Figure 15 presents the error statistics for face swapping based on different gender combinations: FF (female face replaced by a female imposter face), FM (female face replaced by a male imposter face), MF (male face replaced by a female imposter face), and MM (male face replaced by a male imposter face). Figure 15 shows that the lowest error rates were observed when a female face in the video was replaced by a female imposter face. The errors slightly increased when a female face was replaced by a male imposter face (FM) or when a male face was replaced by a female imposter face (MF). The highest error rates were observed when a male face was replaced by a male imposter face (MM).

Overall, these findings suggest that SimSwap among all face swapping algorithms achieved good performance in terms of preserving head movements. The errors were relatively low, particularly when replacing female faces with female imposter faces. These results highlight the effectiveness of the algorithms in maintaining the naturalness and realism of head movements during the deidentification process.

4.3 Error analysis in driver’s eye and mouth movements

Table 8 presents the error analysis for eye and mouth movements using different algorithms and variations.

The error metrics used are EAR error, LAR error, and circularity error. Among the algorithms, SimSwap exhibits the lowest error for all three metrics, with an EAR error of 0.061, LAR error of 0.075, and circularity error of 0.059. This indicates that SimSwap provides the most accurate preservation of eye and mouth movements. FSGAN and GHOST also demonstrate relatively lower errors across metrics, although slightly higher as compared to SimSwap. InfoSwap, on the other hand, shows higher errors for all three metrics.

Table 4 shows that the average EAR across all frames is 0.26. Similarly, the average circularity is 0.43. The highest EAR and circularity are 0.47 and 0.70, respectively. From Fig. 16, the EAR error and circularity error are nearly less than 0.1 for most of the frames for face swapping using SimSwap. The results shown in Fig. 16 are calculated for frame level. Similarly, LAR is also well preserved. This shows that even in the deidentified videos, the EAR and circularity are very well preserved. This low error shows that the deidentified videos can readily be used to build safe driving models, such as distracted driving detection models. The human attributes were well preserved.

Table 7 Error analysis (in degrees) for head movements for different algorithms

4.4 Temporal consistency of errors in head, eye, and lip movement

In our study, we sought to comprehensively assess the temporal dynamics of head, eye, and lip movements by utilizing both the average error metrics and the standard deviation (SD) of these errors. The average error presented in Table 8 provided a baseline measure of central tendency, indicating the typical extent of deviation from expected movement patterns. To gain deeper insights into the variability and consistency of these deviations, we calculated the standard deviation of the errors, which highlighted the spread or dispersion of error magnitudes around the mean value.

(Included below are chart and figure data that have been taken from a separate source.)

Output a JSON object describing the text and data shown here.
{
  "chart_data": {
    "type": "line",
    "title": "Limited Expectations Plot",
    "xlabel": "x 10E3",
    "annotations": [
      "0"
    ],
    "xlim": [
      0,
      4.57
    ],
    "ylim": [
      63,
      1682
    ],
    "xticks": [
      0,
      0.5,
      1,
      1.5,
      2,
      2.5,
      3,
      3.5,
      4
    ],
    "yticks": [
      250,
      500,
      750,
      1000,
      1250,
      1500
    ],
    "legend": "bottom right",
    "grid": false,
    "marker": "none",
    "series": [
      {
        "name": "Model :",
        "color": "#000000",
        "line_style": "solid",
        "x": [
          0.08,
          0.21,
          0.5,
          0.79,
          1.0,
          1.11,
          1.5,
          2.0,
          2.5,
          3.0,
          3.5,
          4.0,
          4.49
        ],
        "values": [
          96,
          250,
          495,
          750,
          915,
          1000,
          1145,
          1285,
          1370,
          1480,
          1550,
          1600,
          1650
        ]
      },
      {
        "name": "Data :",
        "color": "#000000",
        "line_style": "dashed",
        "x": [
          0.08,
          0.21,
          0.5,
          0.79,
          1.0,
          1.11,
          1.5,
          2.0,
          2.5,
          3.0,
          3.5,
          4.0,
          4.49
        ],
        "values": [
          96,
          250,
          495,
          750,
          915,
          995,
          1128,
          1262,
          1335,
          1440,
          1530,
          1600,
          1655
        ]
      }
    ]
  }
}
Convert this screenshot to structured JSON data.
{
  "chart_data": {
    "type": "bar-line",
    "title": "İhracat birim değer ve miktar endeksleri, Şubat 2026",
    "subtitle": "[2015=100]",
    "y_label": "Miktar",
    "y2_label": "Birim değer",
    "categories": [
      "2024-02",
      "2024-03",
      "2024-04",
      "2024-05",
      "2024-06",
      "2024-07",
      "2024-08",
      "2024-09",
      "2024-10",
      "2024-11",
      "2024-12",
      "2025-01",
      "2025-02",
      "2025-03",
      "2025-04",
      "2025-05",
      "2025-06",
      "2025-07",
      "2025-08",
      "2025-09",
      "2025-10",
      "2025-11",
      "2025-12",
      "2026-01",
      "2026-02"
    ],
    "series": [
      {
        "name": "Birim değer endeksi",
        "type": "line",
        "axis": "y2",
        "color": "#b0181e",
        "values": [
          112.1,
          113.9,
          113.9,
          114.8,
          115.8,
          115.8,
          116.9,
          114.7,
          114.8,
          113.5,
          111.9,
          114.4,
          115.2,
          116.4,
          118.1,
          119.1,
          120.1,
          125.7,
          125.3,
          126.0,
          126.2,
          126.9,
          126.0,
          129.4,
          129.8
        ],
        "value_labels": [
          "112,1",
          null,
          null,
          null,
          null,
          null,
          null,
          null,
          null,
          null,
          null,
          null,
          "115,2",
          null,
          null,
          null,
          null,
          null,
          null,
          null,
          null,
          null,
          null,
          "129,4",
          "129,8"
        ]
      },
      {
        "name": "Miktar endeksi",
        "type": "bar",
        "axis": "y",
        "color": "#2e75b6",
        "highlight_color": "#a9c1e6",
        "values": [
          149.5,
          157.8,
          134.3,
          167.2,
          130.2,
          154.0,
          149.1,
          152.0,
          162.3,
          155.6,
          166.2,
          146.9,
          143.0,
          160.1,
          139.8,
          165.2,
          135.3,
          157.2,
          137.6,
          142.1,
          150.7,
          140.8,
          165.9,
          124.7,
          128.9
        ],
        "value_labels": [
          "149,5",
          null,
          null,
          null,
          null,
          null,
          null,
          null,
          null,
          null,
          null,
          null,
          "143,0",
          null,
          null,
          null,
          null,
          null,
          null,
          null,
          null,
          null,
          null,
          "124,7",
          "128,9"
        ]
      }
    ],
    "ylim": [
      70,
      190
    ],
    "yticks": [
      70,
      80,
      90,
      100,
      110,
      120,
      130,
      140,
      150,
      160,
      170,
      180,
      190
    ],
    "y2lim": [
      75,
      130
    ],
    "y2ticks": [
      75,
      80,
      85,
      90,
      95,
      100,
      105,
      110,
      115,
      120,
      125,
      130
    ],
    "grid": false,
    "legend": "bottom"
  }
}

Further enhancing our analysis, we incorporated the standard deviation of the first derivatives of each error related to head, eye, and lip movements. This advanced metric allowed us to examine the rate of change of the errors, thereby identifying not just the magnitude but also the dynamism of the errors over time. Calculating the first derivatives of errors using the central difference method-achieved through convolution operations-enabled us to capture the rate of change at each data point effectively. The standard deviation of these first derivatives was computed to assess the variability and consistency of the errors throughout the observation period. A high standard deviation in this context indicates a high degree of variability, pointing to erratic or dynamic changes in the errors. This could suggest less stable or less predictable control mechanisms in head, eye, and lip movements. Conversely, a low standard deviation would indicate that the errors are more uniform and steady over time, implying more stable and controlled movement dynamics. Such metrics are crucial for understanding the underlying stability and control mechanisms of head, eye, and lip movements, especially in applications requiring precise motion tracking and error correction in real-time systems.

Fig. 14
figure 14

Violin plot for angular errors in head movements for SimSwap algorithm. The detailed numerical values for the average and standard deviation of errors are given in Tables 7 and 9

Fig. 15
figure 15

Error analysis for face swapping with different gender combinations using SimSwap algorithm

Table 8 Error analysis for eye and mouth movements for different algorithms

Table 9 presents the standard deviations of head movement errors and their first derivatives across different face swapping algorithms. SimSwap consistently demonstrates superior results across all error metrics, exhibiting considerably lower standard deviations compared to other algorithms. This indicates its effectiveness in preserving the consistency and temporal dynamics of head movements, crucial for maintaining the fidelity of deidentified face videos in naturalistic driving studies. These findings suggest that SimSwap holds promise as a reliable tool for NDS video deidentification, ensuring the preservation of essential human factors attributes while anonymizing participants’ identities. Its ability to maintain stability and control mechanisms in head movements enhances its suitability for applications requiring precise motion tracking and error correction in NDS.

Fig. 16
figure 16

Proportion of frames vs. absolute error for EAR, LAR, and Circularity using SimSwap

Similarly, Table 10 provides standard deviations of eye and lip movement errors, along with their first derivatives, across different face swapping algorithms. Each error metric represents the variability or dispersion of errors associated with EAR, LAR, and PUC. For each algorithm, including InfoSwap with and without kernel smoothing (KS), FSGAN with and without fine-tuning (FT), GHOST, and SimSwap, the table showcases the standard deviations of these error metrics. Lower standard deviation values indicate less variability and greater consistency in error magnitudes, suggesting more stable and controlled movement dynamics. Among the algorithms, SimSwap consistently demonstrates the lowest standard deviations across all error metrics, indicating superior performance in preserving temporal dynamics of eye and lip movements. Conversely, InfoSwap generally exhibits higher standard deviations, suggesting more erratic or dynamic changes in error magnitudes over time. The error levels shown by SimSwap shows that there is no huge and erratic variations in errors which affirms the applicability of the algorithm in face swapping NDS videos.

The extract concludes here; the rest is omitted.